Message aux forces d’oppression
Pensez à assurer vos arrières
Les forces de l’ordre n’éprouvent aucun remord à faire usage de la force envers le collectif des candidats et leurs partisans qui tentent d’accéder à la place du 13 mai. C’est assez triste de voir que les forces armées qui devraient assurer la sécurité des citoyens malgaches ne font que les persécuter. Leurs actions ne sont pour enchanter personne, raison pour laquelle ils devraient sérieusement faire gaffe et penser à assurer leurs arrières.

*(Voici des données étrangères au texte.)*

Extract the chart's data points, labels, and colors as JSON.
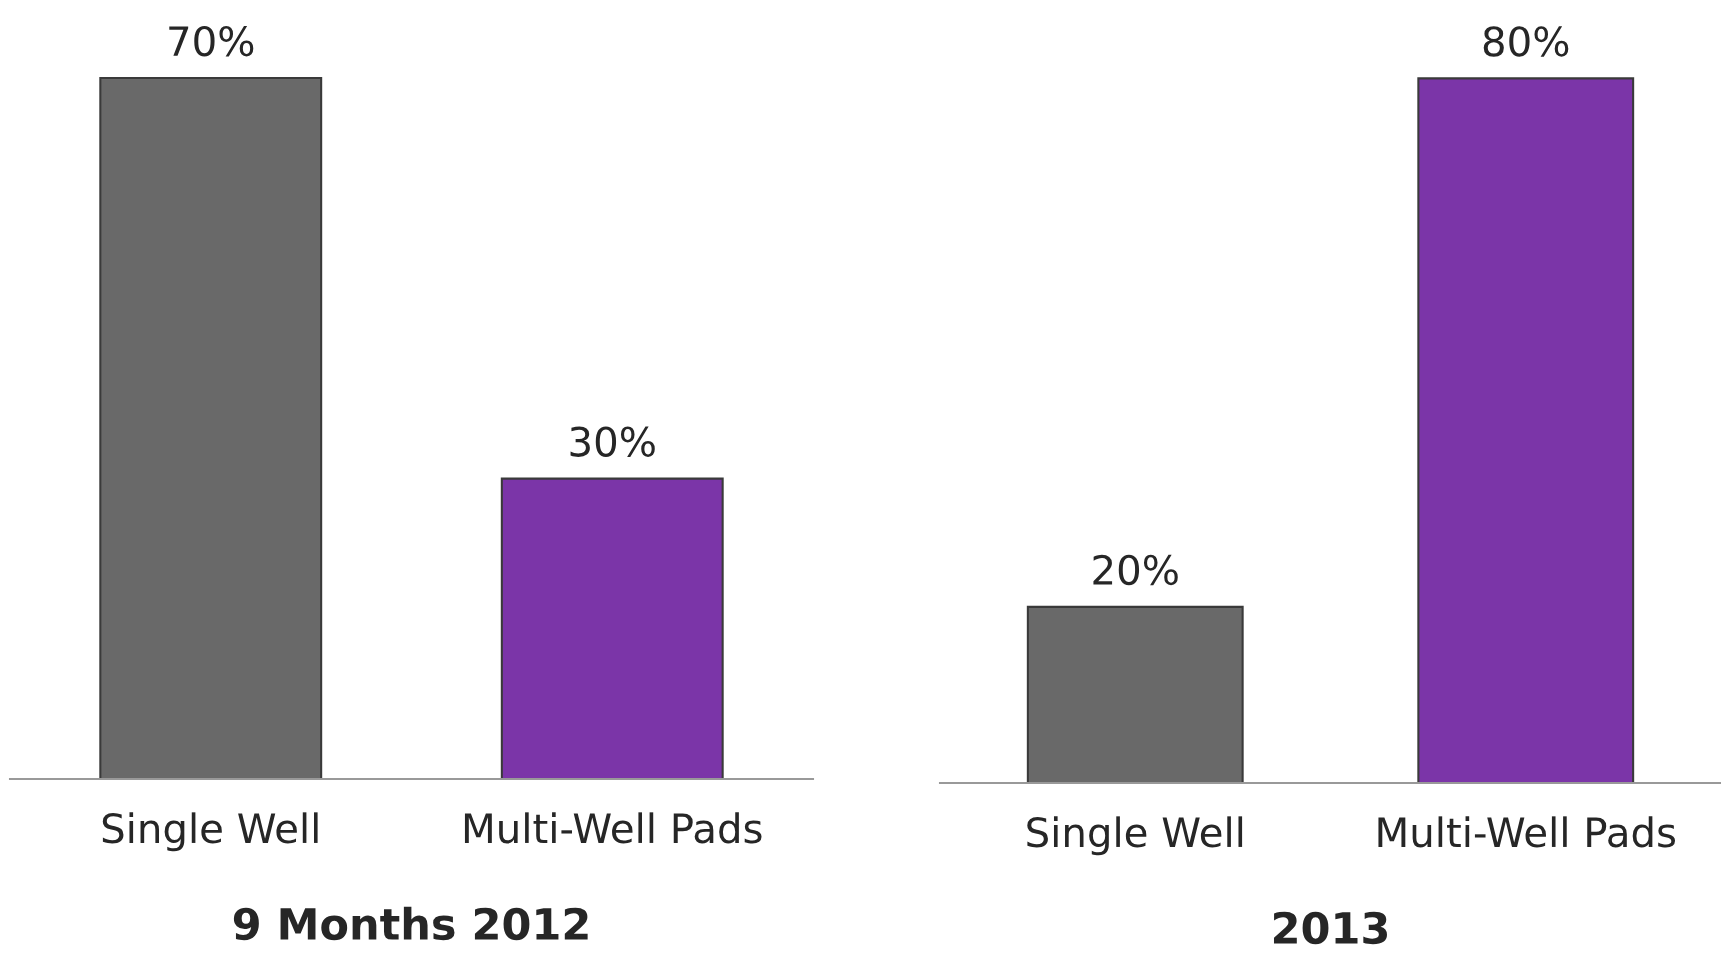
{
  "chart_data": [
    {
      "type": "bar",
      "xlabel": "9 Months 2012",
      "categories": [
        "Single Well",
        "Multi-Well Pads"
      ],
      "values": [
        70,
        30
      ],
      "colors": [
        "#696969",
        "#7b35a8"
      ],
      "value_labels": [
        "70%",
        "30%"
      ]
    },
    {
      "type": "bar",
      "xlabel": "2013",
      "categories": [
        "Single Well",
        "Multi-Well Pads"
      ],
      "values": [
        20,
        80
      ],
      "colors": [
        "#696969",
        "#7b35a8"
      ],
      "value_labels": [
        "20%",
        "80%"
      ]
    }
  ]
}
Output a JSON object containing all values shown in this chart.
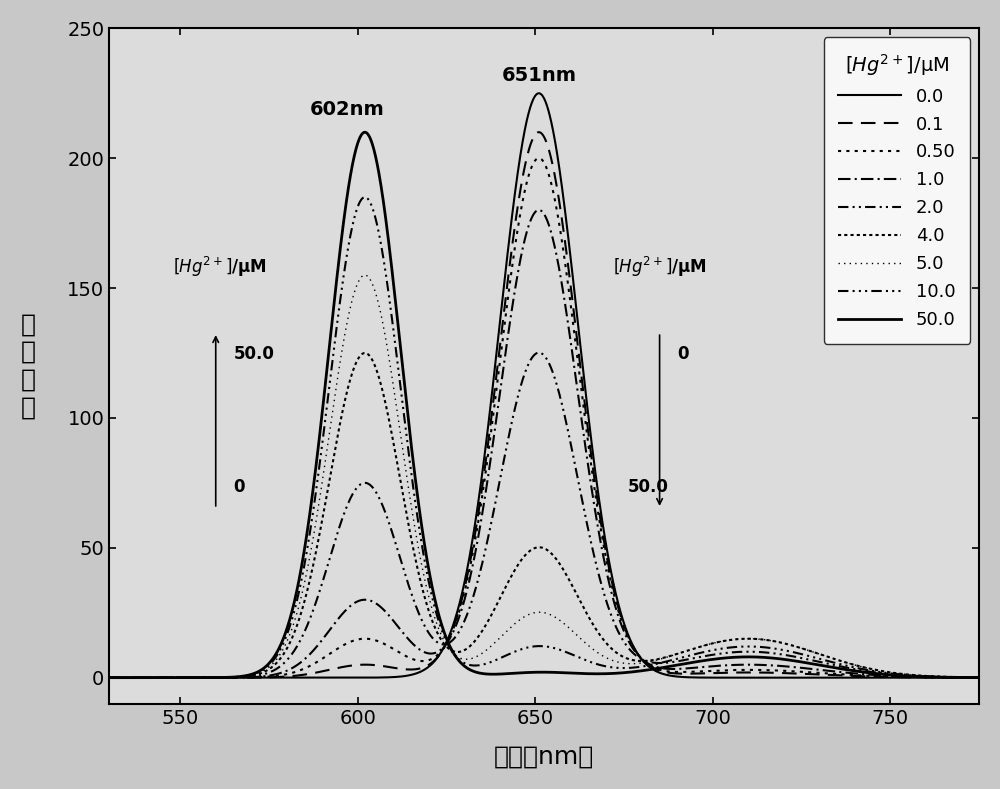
{
  "xlabel": "波长（nm）",
  "ylabel": "荧光强度",
  "xlim": [
    530,
    775
  ],
  "ylim": [
    -10,
    250
  ],
  "yticks": [
    0,
    50,
    100,
    150,
    200,
    250
  ],
  "xticks": [
    550,
    600,
    650,
    700,
    750
  ],
  "peak1_nm": 602,
  "peak2_nm": 651,
  "peak1_label": "602nm",
  "peak2_label": "651nm",
  "concentrations": [
    0.0,
    0.1,
    0.5,
    1.0,
    2.0,
    4.0,
    5.0,
    10.0,
    50.0
  ],
  "legend_labels": [
    "0.0",
    "0.1",
    "0.50",
    "1.0",
    "2.0",
    "4.0",
    "5.0",
    "10.0",
    "50.0"
  ],
  "background_color": "#dcdcdc",
  "figure_background": "#c8c8c8",
  "peak602_amps": [
    0,
    5,
    15,
    30,
    75,
    125,
    155,
    185,
    210
  ],
  "peak651_amps": [
    225,
    210,
    200,
    180,
    125,
    50,
    25,
    12,
    2
  ],
  "peak710_amps": [
    0,
    2,
    3,
    5,
    10,
    15,
    15,
    12,
    8
  ],
  "sigma602": 10,
  "sigma651": 11,
  "sigma710": 20
}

Il faut noter qu’exercer la violence sur autrui anime la colère des victimes qui pensent à se venger par la suite. Par rapport à cela, nombreux sont les citoyens qui envisagent de rendre à ces forces d’oppression la monnaie de leur pièce. Les forces de l’ordre négligent le fait qu’en agissant de la sorte, ils ne font que renforcer l’animosité de tout un chacun. Il ne faudrait pas s’étonner si un jour en faisant leur parade à l’occasion des fêtes nationales ou autres, les gens leur jettent des pierres.
Jean Jacques Ratsietison
Appréhendé par les forces de l’ordre
Les forces armées ne se contentent pas de disperser les divers attroupements, ils procèdent également à des arrestations depuis samedi dernier. Jean Jacques Ratsietison , un membre du collectif des candidats a été appréhendé par les forces de l’ordre ce lundi à Analakely. Il a été emmené à la brigade criminelle de la Gendarmerie à Fiadanana.
Importation de riz
Une baisse de 35,96% constaté
Madagascar a tendance à miser sur l’importation au lieu de valoriser le secteur agricole dans le pays. La Grande Ile ne peut pas se passer des importations et cela ne date pas d’hier. Selon les chiffres qui émanent de la cellule de l’Observatoire du riz, une baisse des importations a été enregistrée. Au cours des huit (8) premiers mois de 2023, le cumul des importations de riz est estimé à 329 188 tonnes contre 514 050 tonnes en 2022 à la même période, soit une baisse de 35,96% constatée.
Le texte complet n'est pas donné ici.